Setembro de 1931 – O Japão invade a Manchúria, na China, evento que muitos historiadores hoje consideram o primeiro da cadeia de eventos que culminou na Segunda Guerra Mundial. 

1931 – Nosso Senhor disse à Irmã Lúcia: “Não quiseram atender ao Meu pedido! … Como o Rei da França, arrepender-se-ão, e fá-lo-ão, mas será tarde. A Rússia já terá espalhado os seus erros pelo mundo, provocando guerras e perseguições contra a Igreja.” 

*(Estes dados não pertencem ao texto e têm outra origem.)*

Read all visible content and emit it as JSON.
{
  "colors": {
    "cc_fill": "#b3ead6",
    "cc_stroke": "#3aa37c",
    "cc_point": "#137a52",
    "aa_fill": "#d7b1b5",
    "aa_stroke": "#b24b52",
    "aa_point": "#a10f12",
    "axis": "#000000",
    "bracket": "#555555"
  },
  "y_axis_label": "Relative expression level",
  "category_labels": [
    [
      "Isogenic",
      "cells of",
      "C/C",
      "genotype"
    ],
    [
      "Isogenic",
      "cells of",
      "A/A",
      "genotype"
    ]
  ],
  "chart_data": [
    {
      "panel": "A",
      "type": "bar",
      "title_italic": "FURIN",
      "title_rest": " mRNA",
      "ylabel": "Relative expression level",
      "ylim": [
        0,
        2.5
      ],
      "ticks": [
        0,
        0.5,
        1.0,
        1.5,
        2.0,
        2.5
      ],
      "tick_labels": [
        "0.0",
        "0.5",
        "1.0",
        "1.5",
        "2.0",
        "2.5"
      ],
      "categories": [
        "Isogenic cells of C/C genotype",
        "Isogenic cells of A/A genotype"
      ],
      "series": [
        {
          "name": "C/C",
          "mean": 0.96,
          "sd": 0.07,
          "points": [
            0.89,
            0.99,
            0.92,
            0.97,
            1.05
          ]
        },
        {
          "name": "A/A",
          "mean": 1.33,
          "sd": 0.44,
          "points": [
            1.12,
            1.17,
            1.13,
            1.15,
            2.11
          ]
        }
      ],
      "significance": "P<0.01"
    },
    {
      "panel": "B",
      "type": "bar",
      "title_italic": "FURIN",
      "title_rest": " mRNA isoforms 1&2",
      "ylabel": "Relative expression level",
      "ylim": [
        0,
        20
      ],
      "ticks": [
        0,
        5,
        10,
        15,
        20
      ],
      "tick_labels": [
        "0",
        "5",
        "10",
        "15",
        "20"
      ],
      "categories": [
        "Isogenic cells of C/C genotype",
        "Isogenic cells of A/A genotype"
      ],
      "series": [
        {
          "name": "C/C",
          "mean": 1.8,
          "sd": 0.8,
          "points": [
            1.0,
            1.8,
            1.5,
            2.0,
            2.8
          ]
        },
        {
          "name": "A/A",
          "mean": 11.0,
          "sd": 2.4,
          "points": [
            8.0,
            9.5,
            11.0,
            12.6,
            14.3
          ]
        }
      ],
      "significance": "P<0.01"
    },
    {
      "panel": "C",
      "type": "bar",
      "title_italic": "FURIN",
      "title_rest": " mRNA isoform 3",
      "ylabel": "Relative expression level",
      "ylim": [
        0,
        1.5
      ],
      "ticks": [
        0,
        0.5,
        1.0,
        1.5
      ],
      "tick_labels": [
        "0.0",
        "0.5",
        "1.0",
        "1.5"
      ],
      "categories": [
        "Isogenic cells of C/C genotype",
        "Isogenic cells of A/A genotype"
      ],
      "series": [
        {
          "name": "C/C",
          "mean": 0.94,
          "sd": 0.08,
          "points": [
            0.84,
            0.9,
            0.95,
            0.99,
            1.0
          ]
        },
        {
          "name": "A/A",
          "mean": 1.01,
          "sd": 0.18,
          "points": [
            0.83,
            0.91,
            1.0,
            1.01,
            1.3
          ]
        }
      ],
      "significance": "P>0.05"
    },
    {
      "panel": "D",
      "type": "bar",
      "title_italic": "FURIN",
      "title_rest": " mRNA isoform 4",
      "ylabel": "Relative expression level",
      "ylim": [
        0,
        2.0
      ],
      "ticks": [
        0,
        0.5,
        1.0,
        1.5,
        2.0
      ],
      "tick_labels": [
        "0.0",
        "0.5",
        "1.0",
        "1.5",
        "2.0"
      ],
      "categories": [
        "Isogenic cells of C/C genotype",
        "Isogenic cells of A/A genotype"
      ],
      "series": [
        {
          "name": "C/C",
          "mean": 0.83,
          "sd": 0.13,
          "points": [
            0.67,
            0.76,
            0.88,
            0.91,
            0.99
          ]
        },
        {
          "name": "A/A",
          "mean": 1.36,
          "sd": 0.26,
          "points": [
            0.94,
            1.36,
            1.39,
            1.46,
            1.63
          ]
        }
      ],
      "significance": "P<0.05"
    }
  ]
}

Agora, quero falar um pouco sobre os acontecimentos na história do país que durante muitos anos foi objeto de meus estudos históricos: a Espanha. Em 1931 aconteceu uma revolução naquele país, caiu a monarquia e proclamou-se a República. Desde o início, a Segunda República Espanhola manifestou tendências anticatólicas. 

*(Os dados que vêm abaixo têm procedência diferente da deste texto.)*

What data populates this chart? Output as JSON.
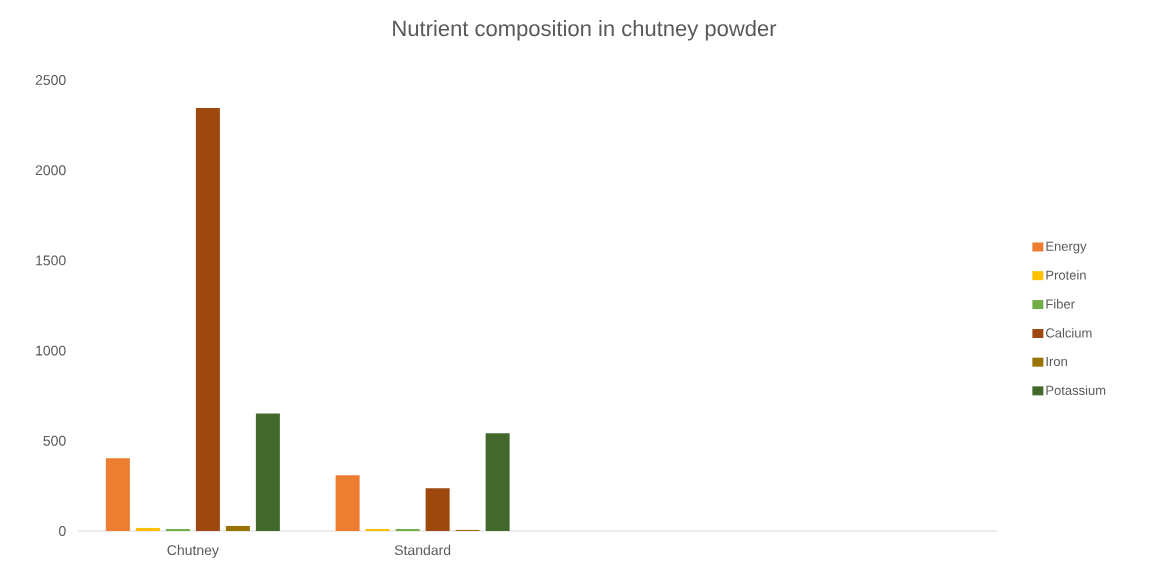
{
  "chart_data": {
    "type": "bar",
    "title": "Nutrient composition in chutney powder",
    "categories": [
      "Chutney",
      "Standard",
      null,
      null
    ],
    "series": [
      {
        "name": "Energy",
        "color": "#ed7d31",
        "values": [
          403,
          309,
          null,
          null
        ]
      },
      {
        "name": "Protein",
        "color": "#ffc000",
        "values": [
          17,
          11,
          null,
          null
        ]
      },
      {
        "name": "Fiber",
        "color": "#70ad47",
        "values": [
          11,
          11,
          null,
          null
        ]
      },
      {
        "name": "Calcium",
        "color": "#9e480e",
        "values": [
          2345,
          237,
          null,
          null
        ]
      },
      {
        "name": "Iron",
        "color": "#997300",
        "values": [
          28,
          6,
          null,
          null
        ]
      },
      {
        "name": "Potassium",
        "color": "#43682b",
        "values": [
          652,
          542,
          null,
          null
        ]
      }
    ],
    "ylim": [
      0,
      2500
    ],
    "yticks": [
      0,
      500,
      1000,
      1500,
      2000,
      2500
    ],
    "legend": "right"
  }
}
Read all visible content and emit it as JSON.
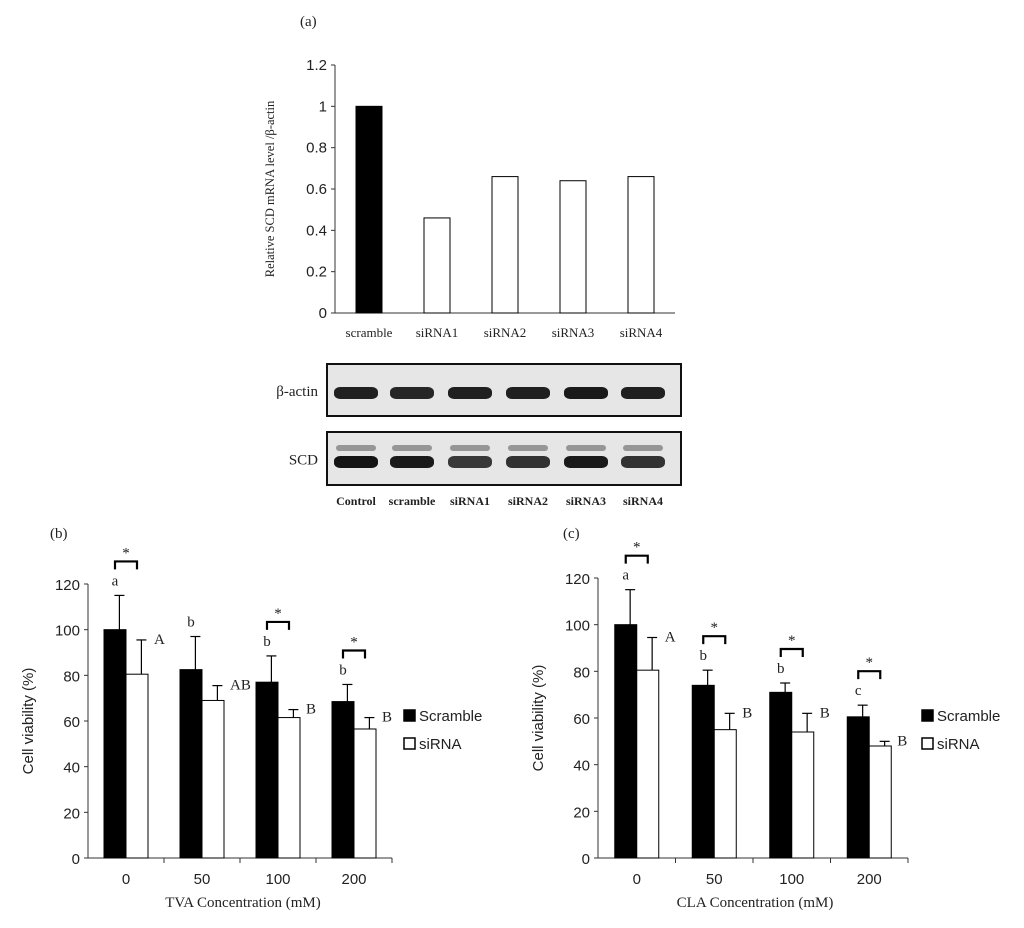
{
  "figure": {
    "panel_a_label": "(a)",
    "panel_b_label": "(b)",
    "panel_c_label": "(c)"
  },
  "blot": {
    "rows": [
      {
        "label": "β-actin",
        "intensities": [
          0.9,
          0.85,
          0.9,
          0.9,
          0.95,
          0.9
        ]
      },
      {
        "label": "SCD",
        "intensities": [
          1.0,
          0.95,
          0.7,
          0.75,
          0.95,
          0.75
        ]
      }
    ],
    "lanes": [
      "Control",
      "scramble",
      "siRNA1",
      "siRNA2",
      "siRNA3",
      "siRNA4"
    ]
  },
  "chart_data": [
    {
      "type": "bar",
      "panel": "(a)",
      "ylabel": "Relative SCD mRNA level /β-actin",
      "xlabel": "",
      "ylim": [
        0,
        1.2
      ],
      "yticks": [
        "0",
        "0.2",
        "0.4",
        "0.6",
        "0.8",
        "1",
        "1.2"
      ],
      "categories": [
        "scramble",
        "siRNA1",
        "siRNA2",
        "siRNA3",
        "siRNA4"
      ],
      "values": [
        1.0,
        0.46,
        0.66,
        0.64,
        0.66
      ],
      "colors": [
        "#000000",
        "#ffffff",
        "#ffffff",
        "#ffffff",
        "#ffffff"
      ],
      "grid": false
    },
    {
      "type": "bar",
      "panel": "(b)",
      "xlabel": "TVA Concentration (mM)",
      "ylabel": "Cell viability (%)",
      "ylim": [
        0,
        120
      ],
      "yticks": [
        "0",
        "20",
        "40",
        "60",
        "80",
        "100",
        "120"
      ],
      "categories": [
        "0",
        "50",
        "100",
        "200"
      ],
      "series": [
        {
          "name": "Scramble",
          "color": "#000000",
          "values": [
            100,
            82.5,
            77,
            68.5
          ],
          "errors": [
            15,
            14.5,
            11.5,
            7.5
          ],
          "letters": [
            "a",
            "b",
            "b",
            "b"
          ]
        },
        {
          "name": "siRNA",
          "color": "#ffffff",
          "values": [
            80.5,
            69,
            61.5,
            56.5
          ],
          "errors": [
            15,
            6.5,
            3.5,
            5
          ],
          "letters": [
            "A",
            "AB",
            "B",
            "B"
          ]
        }
      ],
      "significance": [
        "*",
        "",
        "*",
        "*"
      ],
      "legend": "right",
      "grid": false
    },
    {
      "type": "bar",
      "panel": "(c)",
      "xlabel": "CLA Concentration (mM)",
      "ylabel": "Cell viability (%)",
      "ylim": [
        0,
        120
      ],
      "yticks": [
        "0",
        "20",
        "40",
        "60",
        "80",
        "100",
        "120"
      ],
      "categories": [
        "0",
        "50",
        "100",
        "200"
      ],
      "series": [
        {
          "name": "Scramble",
          "color": "#000000",
          "values": [
            100,
            74,
            71,
            60.5
          ],
          "errors": [
            15,
            6.5,
            4,
            5
          ],
          "letters": [
            "a",
            "b",
            "b",
            "c"
          ]
        },
        {
          "name": "siRNA",
          "color": "#ffffff",
          "values": [
            80.5,
            55,
            54,
            48
          ],
          "errors": [
            14,
            7,
            8,
            2
          ],
          "letters": [
            "A",
            "B",
            "B",
            "B"
          ]
        }
      ],
      "significance": [
        "*",
        "*",
        "*",
        "*"
      ],
      "legend": "right",
      "grid": false
    }
  ]
}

11-13 de maio de 1931 – Em diversas grandes cidades da Espanha foram queimadas, saqueadas e destruídas muitas igrejas e conventos. O governo republicano ignorou (e por vezes encorajou) tais eventos. 

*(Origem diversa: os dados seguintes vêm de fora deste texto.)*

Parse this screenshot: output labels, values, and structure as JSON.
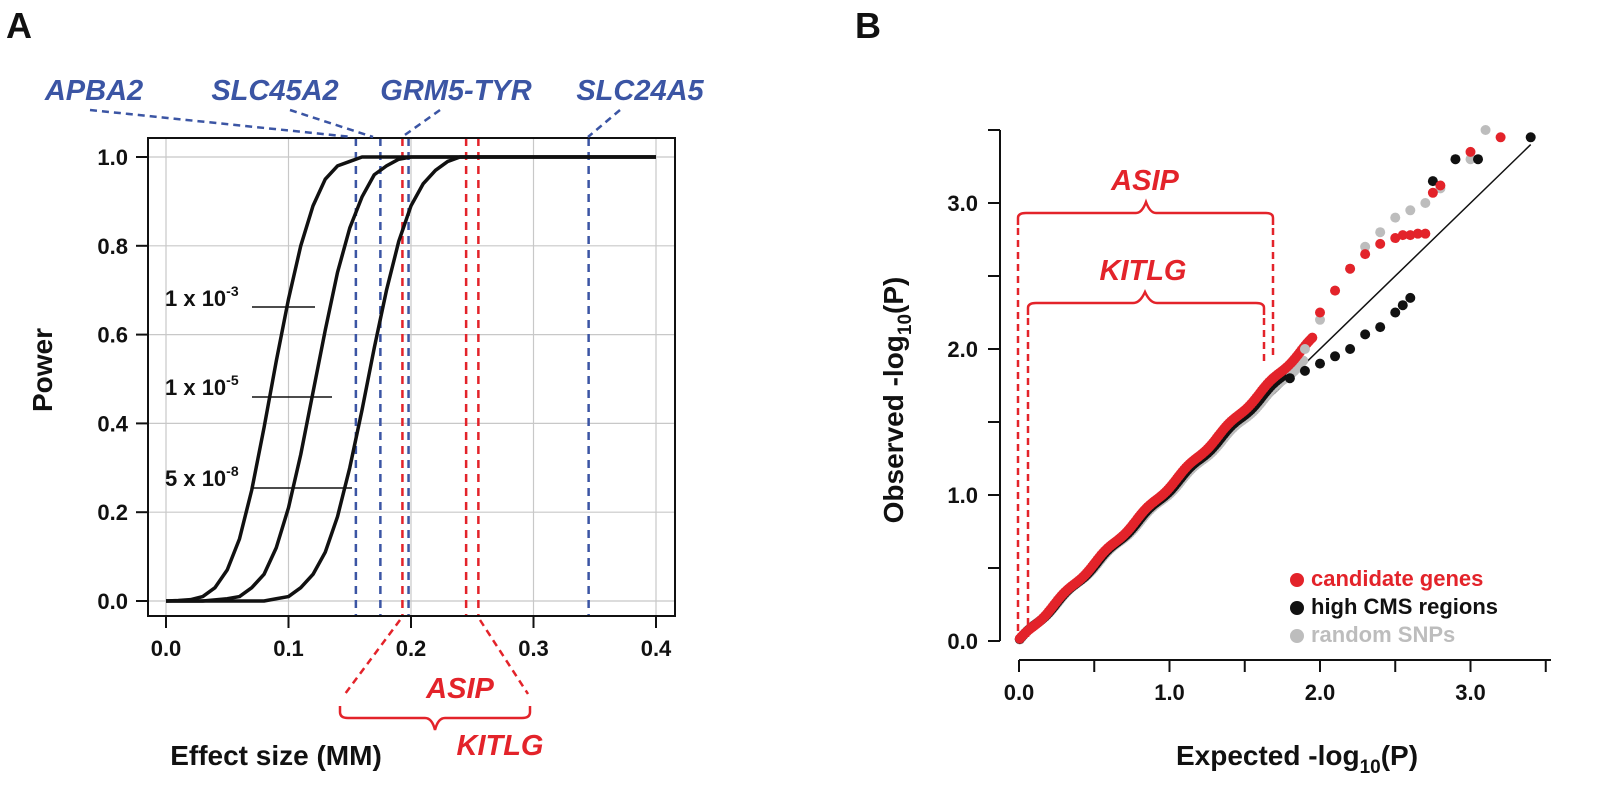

13 de outubro de 1931 – Durante os debates parlamentares sobre artigos anti-religiosos e anticatólicos da nova Constituição da República Espanhola, o líder dos liberais de esquerda e futuro primeiro-ministro Manuel Azana proclamou solenemente: “A Espanha deixou de ser católica.” 

13 de maio de 1936 – Após a vitória da Frente Popular de extrema esquerda (coalizão de socialistas, comunistas e liberais de esquerda apoiados por anarquistas) nas eleições gerais no inverno daquele ano, após a qual Azana se tornou presidente da República, seu sócio Santiago Casares Quiroga tornou-se o novo primeiro-ministro. Durante os famosos debates parlamentares de 16 de junho, em que o líder da oposição de direita, o monarquista José Calvo Sotelo culpou o governo da Frente Popular pela desordem e violência que naqueles dias reinavam na Espanha, Casares respondeu-lhe que se algo acontecesse, o único responsável seria o próprio Calvo Sotelo. Os radicais de esquerda que participavam da sessão entenderam essa ameaça no sentido de que, se cometessem algumas ações contra a oposição de direita e contra Calvo Sotelo pessoalmente, não seriam punidos pelo governo. 

13 de julho de 1936 – Às três da madrugada, um grupo da polícia republicana, acompanhado de membros do Partido Socialista Espanhol, chegou ao apartamento de Calvo Sotelo em Madri, eles o prenderam ilegalmente e depois o assassinaram no carro da polícia. O assassinato do líder da oposição do parlamento pela polícia estatal teve um efeito tão forte no país, que foi exatamente depois disso que muitas pessoas — entre as quais o general Franco — que ainda tinham dúvidas sobre se unir à possível insurreição contra as forças revolucionárias do governo, decidiram agir antes que fosse tarde demais. A insurreição de 17-18 de julho, que terminou em abril de 1939 com (usando as palavras do papa Pio XII) “a vitória da Espanha católica” começara. Outro fato interessante sobre isso é que José Calvo Sotelo, assassinado naquela “data de Fátima” de 13 de julho de 1936, nasceu na cidade de Tuy, numa casa situada não muito longe do convento em que a Santíssima Trindade com Nossa Senhora apareceram à Irmã Lúcia em 1929! 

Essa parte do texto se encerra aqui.